Markus abrió los ojos y se incorporó a toda prisa.

El cielo se había oscurecido de buenas a primeras: la tarde se había convertido en noche en cuestión de segundos. Pero no solo había cambiado la hora; notó unos fríos goterones de lluvia en la cara y el aire se enfrió de pronto y se llenó de un fuerte olor desagradable, como de orina, heces, sudor y ropa sucia, todo en uno y multiplicado.

Los rectángulos bien delimitados de gravilla grisácea habían desaparecido, así como la explanada. En su lugar había filas de barracones como los que les había enseñado la guía, con tan solo una pequeña plaza entre ellos y el edificio administrativo, y la Jourhaus a un lado. Markus se levantó de un respingo del banco, como si le hubiera picado algo, pero cuando miró hacia atrás el banco no estaba, ni el sauce. Pero sí el olor, ese hedor penetrante y enfermizo que pareció expandirse y arremolinarse en el aire cuando la brisa fresca cambió de dirección.
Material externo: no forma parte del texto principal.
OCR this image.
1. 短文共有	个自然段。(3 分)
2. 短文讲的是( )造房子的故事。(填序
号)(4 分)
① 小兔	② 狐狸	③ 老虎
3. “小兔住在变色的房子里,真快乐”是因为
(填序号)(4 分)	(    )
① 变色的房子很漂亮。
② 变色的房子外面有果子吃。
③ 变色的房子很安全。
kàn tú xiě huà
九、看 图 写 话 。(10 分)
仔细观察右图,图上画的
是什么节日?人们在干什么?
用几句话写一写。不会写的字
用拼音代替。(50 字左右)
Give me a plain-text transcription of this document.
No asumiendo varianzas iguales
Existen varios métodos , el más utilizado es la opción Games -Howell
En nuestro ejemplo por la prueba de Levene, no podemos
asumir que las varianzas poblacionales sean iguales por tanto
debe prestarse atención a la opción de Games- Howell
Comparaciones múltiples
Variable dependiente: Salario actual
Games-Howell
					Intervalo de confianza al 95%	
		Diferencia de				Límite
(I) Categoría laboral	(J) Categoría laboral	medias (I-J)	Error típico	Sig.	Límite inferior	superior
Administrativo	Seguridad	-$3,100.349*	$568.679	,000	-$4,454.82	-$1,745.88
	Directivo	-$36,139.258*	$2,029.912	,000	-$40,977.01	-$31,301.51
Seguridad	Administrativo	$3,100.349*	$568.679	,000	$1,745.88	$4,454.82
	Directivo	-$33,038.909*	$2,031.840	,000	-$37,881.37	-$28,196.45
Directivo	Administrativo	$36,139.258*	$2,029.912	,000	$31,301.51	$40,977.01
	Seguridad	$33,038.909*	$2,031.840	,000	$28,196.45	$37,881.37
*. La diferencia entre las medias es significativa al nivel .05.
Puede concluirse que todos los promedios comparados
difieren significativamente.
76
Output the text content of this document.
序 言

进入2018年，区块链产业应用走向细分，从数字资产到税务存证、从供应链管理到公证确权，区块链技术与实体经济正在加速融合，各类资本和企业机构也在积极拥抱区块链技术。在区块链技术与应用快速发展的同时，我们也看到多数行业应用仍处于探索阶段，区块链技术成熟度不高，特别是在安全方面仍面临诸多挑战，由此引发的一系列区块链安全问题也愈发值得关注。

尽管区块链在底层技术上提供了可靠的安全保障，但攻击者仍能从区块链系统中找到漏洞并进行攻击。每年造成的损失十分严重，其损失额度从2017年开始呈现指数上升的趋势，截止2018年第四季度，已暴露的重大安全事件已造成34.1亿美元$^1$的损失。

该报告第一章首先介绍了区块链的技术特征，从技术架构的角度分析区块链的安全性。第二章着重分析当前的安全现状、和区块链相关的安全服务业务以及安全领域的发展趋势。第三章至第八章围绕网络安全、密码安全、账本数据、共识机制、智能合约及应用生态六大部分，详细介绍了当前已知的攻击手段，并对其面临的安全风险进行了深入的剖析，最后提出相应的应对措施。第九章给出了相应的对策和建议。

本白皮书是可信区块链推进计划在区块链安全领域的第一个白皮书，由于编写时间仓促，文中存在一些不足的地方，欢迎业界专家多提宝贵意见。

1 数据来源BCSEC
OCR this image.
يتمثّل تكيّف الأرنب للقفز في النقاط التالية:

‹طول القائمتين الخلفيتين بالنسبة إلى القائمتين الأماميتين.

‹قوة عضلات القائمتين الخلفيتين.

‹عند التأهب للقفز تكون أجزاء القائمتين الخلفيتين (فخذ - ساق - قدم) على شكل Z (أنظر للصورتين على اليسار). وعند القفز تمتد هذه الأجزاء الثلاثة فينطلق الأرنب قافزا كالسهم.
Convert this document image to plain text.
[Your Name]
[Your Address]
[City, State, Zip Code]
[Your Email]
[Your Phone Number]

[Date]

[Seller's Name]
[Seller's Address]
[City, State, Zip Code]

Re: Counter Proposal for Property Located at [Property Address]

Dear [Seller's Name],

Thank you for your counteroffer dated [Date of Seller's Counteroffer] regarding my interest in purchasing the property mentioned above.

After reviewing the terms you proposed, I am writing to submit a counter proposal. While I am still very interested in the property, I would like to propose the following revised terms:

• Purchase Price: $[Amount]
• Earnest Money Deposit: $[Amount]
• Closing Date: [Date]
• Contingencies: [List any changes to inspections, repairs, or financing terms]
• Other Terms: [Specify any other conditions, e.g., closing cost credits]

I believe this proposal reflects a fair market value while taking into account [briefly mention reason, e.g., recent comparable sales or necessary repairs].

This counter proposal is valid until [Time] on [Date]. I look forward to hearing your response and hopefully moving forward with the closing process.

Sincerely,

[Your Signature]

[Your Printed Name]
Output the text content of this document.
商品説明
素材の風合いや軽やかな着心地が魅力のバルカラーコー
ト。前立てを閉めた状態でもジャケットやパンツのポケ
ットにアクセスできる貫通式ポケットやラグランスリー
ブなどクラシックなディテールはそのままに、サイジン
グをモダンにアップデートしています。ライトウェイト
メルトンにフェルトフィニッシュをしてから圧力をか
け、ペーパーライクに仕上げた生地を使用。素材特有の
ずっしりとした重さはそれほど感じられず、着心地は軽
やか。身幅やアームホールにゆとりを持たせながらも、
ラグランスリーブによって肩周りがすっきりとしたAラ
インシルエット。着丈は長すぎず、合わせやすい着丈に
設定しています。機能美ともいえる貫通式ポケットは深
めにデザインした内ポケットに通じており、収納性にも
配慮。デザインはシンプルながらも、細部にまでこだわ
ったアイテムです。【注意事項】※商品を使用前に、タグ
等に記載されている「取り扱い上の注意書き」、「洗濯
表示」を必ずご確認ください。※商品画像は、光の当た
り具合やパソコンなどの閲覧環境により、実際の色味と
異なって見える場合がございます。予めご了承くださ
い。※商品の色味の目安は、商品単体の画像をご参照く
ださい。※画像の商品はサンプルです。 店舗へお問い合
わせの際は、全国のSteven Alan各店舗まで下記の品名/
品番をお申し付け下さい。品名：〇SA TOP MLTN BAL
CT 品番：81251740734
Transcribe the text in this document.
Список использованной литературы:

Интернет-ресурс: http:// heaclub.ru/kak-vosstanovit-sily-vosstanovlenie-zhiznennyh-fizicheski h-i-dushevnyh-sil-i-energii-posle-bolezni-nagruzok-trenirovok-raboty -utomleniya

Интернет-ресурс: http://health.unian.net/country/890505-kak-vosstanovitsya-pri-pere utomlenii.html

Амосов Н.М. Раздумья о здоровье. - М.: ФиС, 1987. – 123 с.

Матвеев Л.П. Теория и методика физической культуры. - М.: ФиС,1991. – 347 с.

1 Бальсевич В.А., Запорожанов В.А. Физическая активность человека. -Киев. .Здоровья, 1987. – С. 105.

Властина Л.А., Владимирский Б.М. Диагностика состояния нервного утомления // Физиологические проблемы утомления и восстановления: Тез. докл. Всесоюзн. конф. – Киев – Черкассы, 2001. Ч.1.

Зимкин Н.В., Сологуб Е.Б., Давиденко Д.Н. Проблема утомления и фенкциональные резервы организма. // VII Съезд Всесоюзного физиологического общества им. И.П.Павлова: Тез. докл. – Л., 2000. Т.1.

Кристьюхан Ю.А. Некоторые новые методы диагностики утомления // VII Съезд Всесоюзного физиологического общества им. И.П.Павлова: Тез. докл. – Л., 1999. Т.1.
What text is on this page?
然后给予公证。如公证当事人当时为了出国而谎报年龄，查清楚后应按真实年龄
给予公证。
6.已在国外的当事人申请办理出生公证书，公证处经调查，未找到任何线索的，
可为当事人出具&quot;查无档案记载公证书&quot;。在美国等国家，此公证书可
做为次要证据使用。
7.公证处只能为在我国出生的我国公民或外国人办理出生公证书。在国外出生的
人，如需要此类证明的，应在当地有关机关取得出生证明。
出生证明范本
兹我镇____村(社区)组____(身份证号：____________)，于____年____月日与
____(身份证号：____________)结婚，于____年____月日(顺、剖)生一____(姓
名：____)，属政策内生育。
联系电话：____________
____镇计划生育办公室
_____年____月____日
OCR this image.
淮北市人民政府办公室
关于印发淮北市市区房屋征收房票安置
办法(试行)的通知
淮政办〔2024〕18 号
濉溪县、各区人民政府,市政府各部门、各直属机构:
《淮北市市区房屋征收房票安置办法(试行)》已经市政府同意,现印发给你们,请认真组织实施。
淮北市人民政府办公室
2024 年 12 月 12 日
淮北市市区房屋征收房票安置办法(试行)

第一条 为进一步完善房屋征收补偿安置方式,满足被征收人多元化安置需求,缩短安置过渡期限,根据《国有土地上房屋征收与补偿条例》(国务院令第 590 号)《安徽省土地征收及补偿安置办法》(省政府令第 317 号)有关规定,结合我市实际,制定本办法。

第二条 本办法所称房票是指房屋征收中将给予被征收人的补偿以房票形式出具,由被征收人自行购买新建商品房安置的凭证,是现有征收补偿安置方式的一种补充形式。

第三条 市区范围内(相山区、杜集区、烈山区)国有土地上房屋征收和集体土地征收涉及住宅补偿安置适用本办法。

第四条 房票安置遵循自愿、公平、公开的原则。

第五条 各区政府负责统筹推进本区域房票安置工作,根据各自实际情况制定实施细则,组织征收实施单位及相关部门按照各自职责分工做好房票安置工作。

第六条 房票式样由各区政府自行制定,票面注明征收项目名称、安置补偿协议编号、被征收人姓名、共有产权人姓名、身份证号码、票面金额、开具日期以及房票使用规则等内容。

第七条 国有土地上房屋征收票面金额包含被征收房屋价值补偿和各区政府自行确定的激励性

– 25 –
Nada de aquello tenía sentido. ¿Qué había pasado con el resto de alumnos de su grupo? ¿De dónde habían salido todos esos barracones? Como no podía atravesar la explanada sin más, tomó la senda que había surgido de la nada y se dirigió a la Jourhaus. Era un camino de tierra, aunque estaba allanado y cepillado. Era de locos.

Un sonido escalofriante y agudo le hizo pegar un salto: el restallido de varios silbatos. Miró hacia el lugar de donde provenía y vio que del edificio de administración salían a la plaza cuatro hombres al trote que no paraban de soplar sus silbatos. Los cuatro iban de uniforme. De negro.

No podía ser verdad. La idea le ardió en el cerebro. No podía estar pasando, y punto.

El olor que se había arremolinado en el aire se convirtió en una marea enfermiza cuando se abrieron las puertas de los barracones y salieron a trompicones unas figuras. Aunque eran personas, parecían de otra especie: medio fantasmas, amasijos de extremidades imposiblemente finas enfundados en uniformes carcelarios de rayas y caras cadavéricas bajo gorras informes y sin visera.

El olor provenía de ellos. Markus supo que iba más allá de la suciedad: era el olor a enfermedad y muerte. La guía les había explicado que en los dos últimos meses del campo, y durante los que siguieron a la liberación, la tasa de mortalidad de Dachau había crecido por culpa de una epidemia de tifus.

¿En qué estaba pensando? ¿Por qué estaba racionalizando la experiencia como una realidad pasada? Aquella gente no era real, nada de lo que veía lo era. Simple y llanamente no podía ser verdad.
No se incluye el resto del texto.